AI-Driven Framework for Predicting Oil Pipeline Failure Causes Based on Leak Properties and Financial Impact

Abstract

The current oil pipeline system is at risk for leaks and ruptures due to aging infrastructure, corrosion, and extreme weather. Addressing these vulnerabilities demands a robust disaster preparedness and response strategy that can be adapted to various incident causes. This study evaluates a data-driven framework with artificial intelligence (AI)–based algorithms for classifying failure causes in oil pipelines. For this purpose, a data set summarizing oil pipeline incidents from 2010 to 2022 obtained from the Pipeline and Hazardous Materials Safety Administration, which comprises various incident attributes, including the severity of incidents and estimated financial impacts, was processed for data balancing with a variation of synthetic minority oversampling technique.
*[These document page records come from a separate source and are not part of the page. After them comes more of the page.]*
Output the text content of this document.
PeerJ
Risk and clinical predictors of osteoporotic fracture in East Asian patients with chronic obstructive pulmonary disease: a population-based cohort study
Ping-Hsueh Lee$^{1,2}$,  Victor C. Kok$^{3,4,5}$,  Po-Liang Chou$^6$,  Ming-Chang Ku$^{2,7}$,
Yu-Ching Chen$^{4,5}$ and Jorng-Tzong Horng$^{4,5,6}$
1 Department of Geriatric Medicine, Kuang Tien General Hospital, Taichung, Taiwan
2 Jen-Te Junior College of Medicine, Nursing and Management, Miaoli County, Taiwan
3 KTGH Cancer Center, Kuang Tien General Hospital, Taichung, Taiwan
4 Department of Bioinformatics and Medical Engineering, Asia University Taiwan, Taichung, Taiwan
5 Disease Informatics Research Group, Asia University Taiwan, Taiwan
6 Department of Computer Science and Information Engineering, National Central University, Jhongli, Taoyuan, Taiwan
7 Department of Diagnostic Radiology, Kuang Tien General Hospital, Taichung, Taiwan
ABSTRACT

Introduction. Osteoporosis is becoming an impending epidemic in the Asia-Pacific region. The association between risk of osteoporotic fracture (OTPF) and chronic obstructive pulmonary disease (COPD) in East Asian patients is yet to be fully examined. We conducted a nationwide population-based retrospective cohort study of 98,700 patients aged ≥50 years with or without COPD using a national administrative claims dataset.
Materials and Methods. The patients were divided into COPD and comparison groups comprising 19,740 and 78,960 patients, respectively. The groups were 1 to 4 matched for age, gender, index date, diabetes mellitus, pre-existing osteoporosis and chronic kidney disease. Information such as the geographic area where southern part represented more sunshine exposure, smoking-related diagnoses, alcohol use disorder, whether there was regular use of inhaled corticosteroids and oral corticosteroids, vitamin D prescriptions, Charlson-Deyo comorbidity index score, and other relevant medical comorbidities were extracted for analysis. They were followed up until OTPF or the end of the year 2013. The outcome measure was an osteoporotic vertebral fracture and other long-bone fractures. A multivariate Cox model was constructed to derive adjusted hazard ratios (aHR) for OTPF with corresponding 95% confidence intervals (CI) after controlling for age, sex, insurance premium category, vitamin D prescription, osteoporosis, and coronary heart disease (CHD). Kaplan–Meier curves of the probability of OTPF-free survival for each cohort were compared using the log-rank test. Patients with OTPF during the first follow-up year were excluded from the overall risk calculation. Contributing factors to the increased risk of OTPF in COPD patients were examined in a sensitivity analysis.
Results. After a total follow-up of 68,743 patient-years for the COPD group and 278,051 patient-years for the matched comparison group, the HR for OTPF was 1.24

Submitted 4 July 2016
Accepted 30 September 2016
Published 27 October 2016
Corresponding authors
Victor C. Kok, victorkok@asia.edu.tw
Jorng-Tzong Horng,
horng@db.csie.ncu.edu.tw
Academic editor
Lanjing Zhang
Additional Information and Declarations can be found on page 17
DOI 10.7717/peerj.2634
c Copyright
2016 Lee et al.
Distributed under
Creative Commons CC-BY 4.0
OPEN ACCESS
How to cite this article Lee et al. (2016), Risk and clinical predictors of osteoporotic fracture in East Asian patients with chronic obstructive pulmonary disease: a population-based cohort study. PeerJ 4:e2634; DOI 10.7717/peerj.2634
Further, this study employs extreme gradient boosting gradient, random forest, K-nearest neighbors, and support vector machine algorithms for multiclassification tasks in predicting the failure cause. The results indicate that majority-class incident causes can be effectively predicted across algorithms, achieving over 90% accuracy for corrosion failures and over 80% for equipment failures. The proposed methods can be integrated into the mitigation stage of a disaster management framework to aid with decision-making in maintenance activities and improve emergency response based on incident urgency. The practical application of this study lies in enhancing disaster preparedness and response for oil pipelines. By utilizing AI-based algorithms to classify and predict failure causes (such as corrosion, equipment malfunctions, or external factors), the proposed data-driven framework offers a proactive approach to pipeline maintenance and emergency response. This predictive capability improves the decision-making process by enabling operators to detect potential failures before they escalate into serious incidents, allowing for timely interventions. With high accuracy in predicting issues like corrosion and equipment degradation, the model can help prioritize maintenance tasks based on the severity and urgency of predicted failures. This targeted approach reduces the likelihood of pipeline leaks and ruptures and helps minimize the associated financial losses, environmental damage, and safety risks. This framework enhances decision-making, streamlines resource allocation, and contributes to more resilient and sustainable pipeline infrastructure.